22-Menghilang, Lebih Baik

26 6 0
                                    

Davin Pov

Dengan pandangan lurus mengarah jalanan, sesekali aku menggerakkan netra cokelatku menatapnya.

Wajahnya yang tetap merunduk dengan bibir yang merapat. Membuat senyum kecil tanpa sadar kini terukir di bibirku.

Meski keinginan untuk menghabiskan waktu bersamanya kembali tertunda. Setidaknya, melalui tragedi tersebut cukup sudah menjadi bukti bahwa itu memanglah benar dirinya.

Sebenarnya aku sendiri pun masih tak begitu menyangka akan peristiwa itu terjadi. Bahkan, saat kali pertama melihat lelaki asing itu mendekatinya, aku jauh memilih diam tak bertindak.

Bukan. Bukan berarti keraguan atas cintaku masih terbesit untuknya. Hanya saja, aku ingin lebih memastikan, apakah benar dialah wanita yang selalu ku selipkan namanya dalam bait do'aku?

Dengan menghembuskan nafas kasar, aku terus memijit keningku yang mulai terasa pening. Tidak. Bukankah semua bukti yang aku miliki sudah cukup? Lantas, apa yang perlu aku khawatirkan?

Seharusnya aku memang tidak lebih bersikap demikian padanya dan seharusnya aku pun bisa bertindak cepat, tapi—

Cittt

Kembali menghembuskan nafas kasar. Kini, dengan laju mobilku yang sudah terhenti, karena rambu lalu lintas yang tiba-tiba berwarna merah, kedua tanganku sudah dibuat bertumpu pada bagian setir.

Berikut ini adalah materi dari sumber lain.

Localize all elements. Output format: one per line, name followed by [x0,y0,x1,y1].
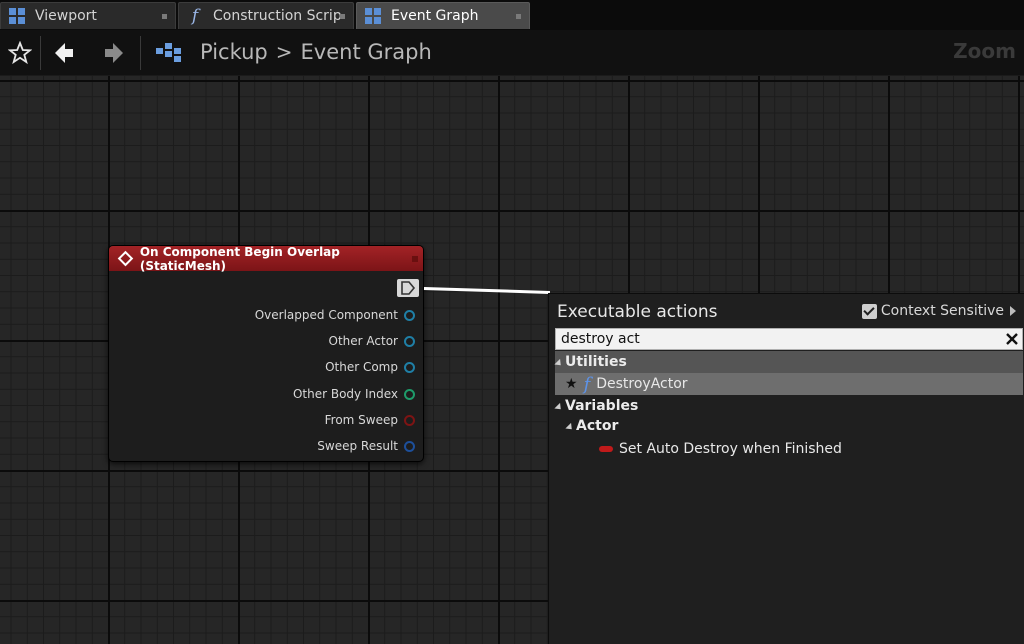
viewport-grid-icon [9,8,25,24]
tab-construction-script[interactable]: f Construction Scrip [178,2,354,29]
back-button[interactable] [50,38,78,68]
favorite-button[interactable] [5,38,35,68]
function-icon: f [583,373,591,395]
context-sensitive-toggle[interactable]: Context Sensitive [861,303,1016,319]
action-label: Set Auto Destroy when Finished [619,441,842,457]
arrow-right-icon [105,43,123,63]
pin-other-comp[interactable]: Other Comp [325,358,415,376]
expanded-arrow-icon [554,358,564,368]
object-pin-icon [404,335,415,347]
tab-label: Viewport [35,8,97,24]
category-utilities[interactable]: Utilities [554,352,627,372]
graph-header: Pickup > Event Graph Zoom [0,30,1024,76]
pin-label: Overlapped Component [254,308,398,322]
event-diamond-icon [117,250,134,267]
category-actor[interactable]: Actor [565,416,619,436]
pin-label: Other Body Index [292,387,398,401]
event-graph-grid-icon [365,8,381,24]
integer-pin-icon [404,388,415,400]
tab-close-icon[interactable] [162,14,167,19]
event-node-begin-overlap[interactable]: On Component Begin Overlap (StaticMesh) … [108,245,424,462]
pin-label: Other Actor [328,334,398,348]
action-item-set-auto-destroy[interactable]: Set Auto Destroy when Finished [555,438,1023,460]
arrow-left-icon [55,43,73,63]
favorite-star-icon[interactable]: ★ [565,376,578,392]
struct-pin-icon [404,440,415,452]
action-menu: Executable actions Context Sensitive Uti… [548,293,1024,644]
forward-button[interactable] [100,38,128,68]
pin-label: Other Comp [325,360,398,374]
expanded-arrow-icon [554,402,564,412]
breadcrumb-root[interactable]: Pickup [200,40,268,64]
node-title: On Component Begin Overlap (StaticMesh) [139,244,340,273]
tab-label: Event Graph [391,8,479,24]
context-sensitive-label: Context Sensitive [880,303,1004,319]
tab-viewport[interactable]: Viewport [0,2,176,29]
boolean-variable-icon [599,446,613,452]
toolbar-divider [40,36,41,70]
pin-label: Sweep Result [317,439,398,453]
expanded-arrow-icon [565,422,575,432]
action-item-destroy-actor[interactable]: ★ f DestroyActor [555,373,1023,395]
toolbar-divider [140,36,141,70]
pin-label: From Sweep [324,413,398,427]
category-label: Actor [576,418,619,434]
category-variables[interactable]: Variables [554,396,639,416]
object-pin-icon [404,309,415,321]
breadcrumb: Pickup > Event Graph [200,40,432,64]
action-search-input[interactable] [555,328,1023,350]
exec-pin-icon [401,281,416,295]
category-label: Utilities [565,354,627,370]
boolean-pin-icon [404,414,415,426]
expand-arrow-icon[interactable] [1010,306,1016,316]
star-icon [8,41,32,65]
breadcrumb-current: Event Graph [300,40,432,64]
node-marker [412,256,418,262]
clear-search-button[interactable] [1003,330,1020,348]
close-icon [1005,333,1018,345]
pin-from-sweep[interactable]: From Sweep [325,411,415,429]
breadcrumb-separator: > [275,40,293,64]
object-pin-icon [404,361,415,373]
pin-sweep-result[interactable]: Sweep Result [317,437,415,455]
tab-close-icon[interactable] [340,14,345,19]
tab-label: Construction Scrip [213,8,342,24]
tab-event-graph[interactable]: Event Graph [356,2,530,29]
blueprint-editor: { "tabs": [ {"label": "Viewport", "icon"… [0,0,1024,644]
menu-title: Executable actions [557,302,718,322]
action-label: DestroyActor [596,376,688,392]
tab-bar: Viewport f Construction Scrip Event Grap… [0,0,1024,30]
event-graph-icon [156,43,181,62]
zoom-label: Zoom [953,39,1016,63]
tab-close-icon[interactable] [516,14,521,19]
exec-output-pin[interactable] [397,279,419,297]
function-icon: f [191,6,199,26]
category-label: Variables [565,398,639,414]
pin-overlapped-component[interactable]: Overlapped Component [255,306,415,324]
graph-type-icon-button [152,38,186,68]
pin-other-actor[interactable]: Other Actor [329,332,415,350]
pin-other-body-index[interactable]: Other Body Index [293,385,415,403]
checkbox-checked-icon[interactable] [861,303,877,319]
node-header[interactable]: On Component Begin Overlap (StaticMesh) [109,244,423,273]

Benar. Rasanya terlalu naif jika kekhawatiran itu tak lagi ada di hatiku. Terlebih, saat status kami berganti menjadi teman.

Meski peluang mendekatinya lebih mudah. Tetap saja, rasa takut akan kenyataan dirinya yang tak mampu menjalankan peran ini, benar-benar tak bisa aku bohongi. Lagi, jika aku mengetahui pelabuhan hatinya telah lebih dulu disinggahi perahu lain.

Mungkin ini terdengar berlebihan. Tapi nyatanya, hal itu memanglah benar adanya. Dan Davin, ayolah... dirimu harus bisa berpositive thinking. Kayla sudah menjadi milikmu seutuhnya. Jangan biarkan siapapun mendekatinya.

Menyadari lampu hijau berpendar sudah. Dengan cepat, aku kembali melajukan mobilku.

Meski suara bising jalanan kota kali ini lebih memekakan telinga. Entah mengapa, rasanya akan jauh terdengar aneh jika aku menyiakan kesempatan berkomunikasi dengannya.

Sejenak, ku gerakkan netra cokelatku menatap benda yang melingkar pada pergelangan tangan kiriku. Lima belas menit—sepertinya itu sudah sangat cukup membiarkan keheningan melanda diantara kami. Hingga dengan sedikit menarik nafas, perlahan ku gerakkan bibirku.

"Kay."

Tak sedikit pun mendapat responnya. Kini, ku beranikan kembali menyebut namanya.

"Kayla."

Masih dengan tatapan fokus mengarah depan, bahkan aku masih tak mendapati tanda dirinya yang akan membalas perkataanku. Membuatku pun lantas memilih berganti menatapnya.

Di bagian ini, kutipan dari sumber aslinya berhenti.